Within the genus, there are currently three identified viral species that have caused deadly human outbreaks: Z. ebolavirus, B. ebolavirus, and Sudan ebolavirus.
Isolating peripheral blood B cells from seven survivors of B. ebolavirus, James Crowe, Jr., a viral immunologist and director of the Vanderbilt University Vaccine Center in Nashville, Tennessee, and his colleagues identified 90 antibodies that bound to the virus’s outer glycoprotein. Characterizing these human antibodies, the researchers found that 63 percent of them bound the glycoprotein of at least two of the three Ebolavirus species in vitro. Thirty-one (34 percent) of these antibodies were able to neutralize B. ebolavirus in an assay that is commonly used as a surrogate of an in vivo infection, and seven of these neutralized all three viral species, binding to one of three highly conserved regions of the glycoprotein.
The researchers found two different neutralizing antibodies, each used separately to treat Ebola-infected mice, effective. A single treatment with one of these antibodies successfully rescued Ebola-infected guinea pigs, while a combination of two antibodies resulted in complete protection of guinea pigs infected with Z. ebolavirus, the scientists showed.
“Protection against Ebola virus achieved in the guinea pig model is quite predictive of what can happen in humans, and in this model we can achieve protection,” said study coauthor Alexander Bukreyev, a virologist at the University of Texas Medical Branch in Galveston. “The key [result] is that the human immune system does produce protective antibodies. We just need to choose the right ones and give them at a high concentration.”
Crowe agreed. “Some of [the human antibodies] are extremely potent, some of the most potent antivirus antibodies ever isolated. Some of these antibodies possess the two major qualities you want to see in a therapeutic treatment—potent neutralization and breadth of activity against multiple Ebolavirus species.”
A recent study showed that serum isolated from Ebola survivors did not improve patient prognosis. But Mapp Biopharmaceutical’s cocktail of three mouse-derived, humanized monoclonal antibodies against Z. ebolavirus, ZMapp, was last year shown to be an effective treatment in Ebola-infected macaques. “Our goal for the second generation ZMapp product is a pan-Ebola virus antibody cocktail,” Zeitlin told The Scientist. The results of the present study, he added, “provides proof-of-concept for our effort.”
“The previously developed mouse monoclonal antibodies that were part of ZMapp were a solid start,” said Crowe. “But now, this study with antibodies from human survivors shows that we may have been underestimating the ability of antibodies to kill Ebola.”

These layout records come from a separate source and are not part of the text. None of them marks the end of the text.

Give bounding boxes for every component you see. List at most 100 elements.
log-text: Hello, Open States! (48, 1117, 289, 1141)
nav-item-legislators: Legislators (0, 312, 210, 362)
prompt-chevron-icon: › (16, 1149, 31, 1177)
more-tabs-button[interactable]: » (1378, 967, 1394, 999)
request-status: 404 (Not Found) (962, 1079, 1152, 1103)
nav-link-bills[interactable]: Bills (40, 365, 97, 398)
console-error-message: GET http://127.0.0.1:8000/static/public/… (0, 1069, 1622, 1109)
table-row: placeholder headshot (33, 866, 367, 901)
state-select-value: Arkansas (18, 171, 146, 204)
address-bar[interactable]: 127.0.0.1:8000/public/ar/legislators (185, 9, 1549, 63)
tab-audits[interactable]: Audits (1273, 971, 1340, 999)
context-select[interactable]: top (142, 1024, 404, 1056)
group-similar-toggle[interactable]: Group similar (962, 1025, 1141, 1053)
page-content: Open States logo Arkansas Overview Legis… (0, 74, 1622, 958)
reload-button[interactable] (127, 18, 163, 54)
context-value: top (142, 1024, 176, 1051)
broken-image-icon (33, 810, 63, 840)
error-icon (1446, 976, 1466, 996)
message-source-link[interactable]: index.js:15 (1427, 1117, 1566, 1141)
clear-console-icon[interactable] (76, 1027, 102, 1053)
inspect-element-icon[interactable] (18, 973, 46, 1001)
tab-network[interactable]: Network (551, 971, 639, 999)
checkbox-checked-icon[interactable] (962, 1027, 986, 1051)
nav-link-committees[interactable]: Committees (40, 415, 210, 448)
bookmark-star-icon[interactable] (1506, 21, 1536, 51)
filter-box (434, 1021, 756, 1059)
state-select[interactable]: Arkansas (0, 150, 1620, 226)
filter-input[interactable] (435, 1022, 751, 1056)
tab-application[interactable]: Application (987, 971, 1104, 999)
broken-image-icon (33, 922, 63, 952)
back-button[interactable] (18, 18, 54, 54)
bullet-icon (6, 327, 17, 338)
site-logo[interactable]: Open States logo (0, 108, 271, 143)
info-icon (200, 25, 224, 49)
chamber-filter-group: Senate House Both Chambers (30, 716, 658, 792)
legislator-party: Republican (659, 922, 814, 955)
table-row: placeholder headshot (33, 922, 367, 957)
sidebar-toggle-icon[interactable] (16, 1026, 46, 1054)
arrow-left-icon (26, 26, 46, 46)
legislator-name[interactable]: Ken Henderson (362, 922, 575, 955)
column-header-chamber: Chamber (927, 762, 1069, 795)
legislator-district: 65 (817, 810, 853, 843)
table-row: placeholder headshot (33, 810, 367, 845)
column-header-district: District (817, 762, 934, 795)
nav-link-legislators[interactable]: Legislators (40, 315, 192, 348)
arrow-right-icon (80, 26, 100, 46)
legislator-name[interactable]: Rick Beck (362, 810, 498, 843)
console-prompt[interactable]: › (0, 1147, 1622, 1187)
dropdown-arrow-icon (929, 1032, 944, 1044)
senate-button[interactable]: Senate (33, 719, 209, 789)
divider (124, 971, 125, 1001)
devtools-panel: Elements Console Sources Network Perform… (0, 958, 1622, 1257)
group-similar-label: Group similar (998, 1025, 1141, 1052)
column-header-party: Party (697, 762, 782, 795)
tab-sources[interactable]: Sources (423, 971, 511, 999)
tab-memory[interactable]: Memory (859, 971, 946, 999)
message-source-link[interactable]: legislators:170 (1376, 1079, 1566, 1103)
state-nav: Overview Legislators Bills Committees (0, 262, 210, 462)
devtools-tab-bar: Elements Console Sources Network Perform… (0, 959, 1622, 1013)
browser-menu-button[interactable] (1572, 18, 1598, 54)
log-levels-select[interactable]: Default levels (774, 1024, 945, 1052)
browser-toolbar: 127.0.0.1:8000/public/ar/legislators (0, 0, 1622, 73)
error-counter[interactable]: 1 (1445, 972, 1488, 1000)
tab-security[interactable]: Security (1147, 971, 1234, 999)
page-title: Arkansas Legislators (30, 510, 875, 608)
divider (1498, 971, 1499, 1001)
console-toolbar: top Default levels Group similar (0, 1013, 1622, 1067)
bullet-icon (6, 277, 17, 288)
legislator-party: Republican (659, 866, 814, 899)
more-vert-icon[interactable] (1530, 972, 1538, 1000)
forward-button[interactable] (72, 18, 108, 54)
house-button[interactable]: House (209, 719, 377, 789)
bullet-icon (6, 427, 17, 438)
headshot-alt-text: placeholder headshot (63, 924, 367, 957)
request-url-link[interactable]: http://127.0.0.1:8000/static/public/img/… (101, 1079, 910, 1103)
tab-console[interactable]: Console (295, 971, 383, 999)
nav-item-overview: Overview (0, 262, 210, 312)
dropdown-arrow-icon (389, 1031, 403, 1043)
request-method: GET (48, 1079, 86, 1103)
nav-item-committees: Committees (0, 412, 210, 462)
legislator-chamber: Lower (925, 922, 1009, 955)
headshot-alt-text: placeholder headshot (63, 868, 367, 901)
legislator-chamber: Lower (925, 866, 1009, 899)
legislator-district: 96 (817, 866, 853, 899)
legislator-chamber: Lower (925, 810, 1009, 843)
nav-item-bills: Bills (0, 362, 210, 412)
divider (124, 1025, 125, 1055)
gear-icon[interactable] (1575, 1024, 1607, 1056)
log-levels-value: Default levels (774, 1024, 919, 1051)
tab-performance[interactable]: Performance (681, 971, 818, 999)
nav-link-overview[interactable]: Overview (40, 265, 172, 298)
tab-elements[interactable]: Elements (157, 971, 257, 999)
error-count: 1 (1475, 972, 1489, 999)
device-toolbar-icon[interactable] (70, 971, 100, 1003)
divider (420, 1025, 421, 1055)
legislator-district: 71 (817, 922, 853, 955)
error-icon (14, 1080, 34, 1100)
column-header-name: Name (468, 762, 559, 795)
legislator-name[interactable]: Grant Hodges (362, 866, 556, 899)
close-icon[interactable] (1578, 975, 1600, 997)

The Ebola epitopes to which the cross-reactive antibodies bind will not only be helpful to develop new antibody cocktails as treatments but also point to a vaccine that could be used for multiple Ebola species. “This is the deeper implication of this work,” said Crowe.
Crowe, Bukreyev, and their colleagues are now isolating and analyzing antibodies against Z. ebolavirus strains from the most recent outbreak. The researchers are also looking to combine the two types of therapies that have so far been shown to be most potent against Ebola, for a one-two punch: antibodies, which can neutralize already formed viral particles, and small interfering RNAs (siRNAs) that block viral replication.
The ultimate test will be whether the antibodies might be used in a protective vaccine or to treat people infected in the next outbreak. “That is everyone’s goal,” said Hensley. “What we do in animal models is nice, but how does it reflect what will happen in humans?”
A.I. Flyak et al., “Cross-reactive and potent neutralizing antibody responses in human survivors of natural Ebolavirus infection,” Cell, doi:10.1016/j.cell.2015.12.022, 2016.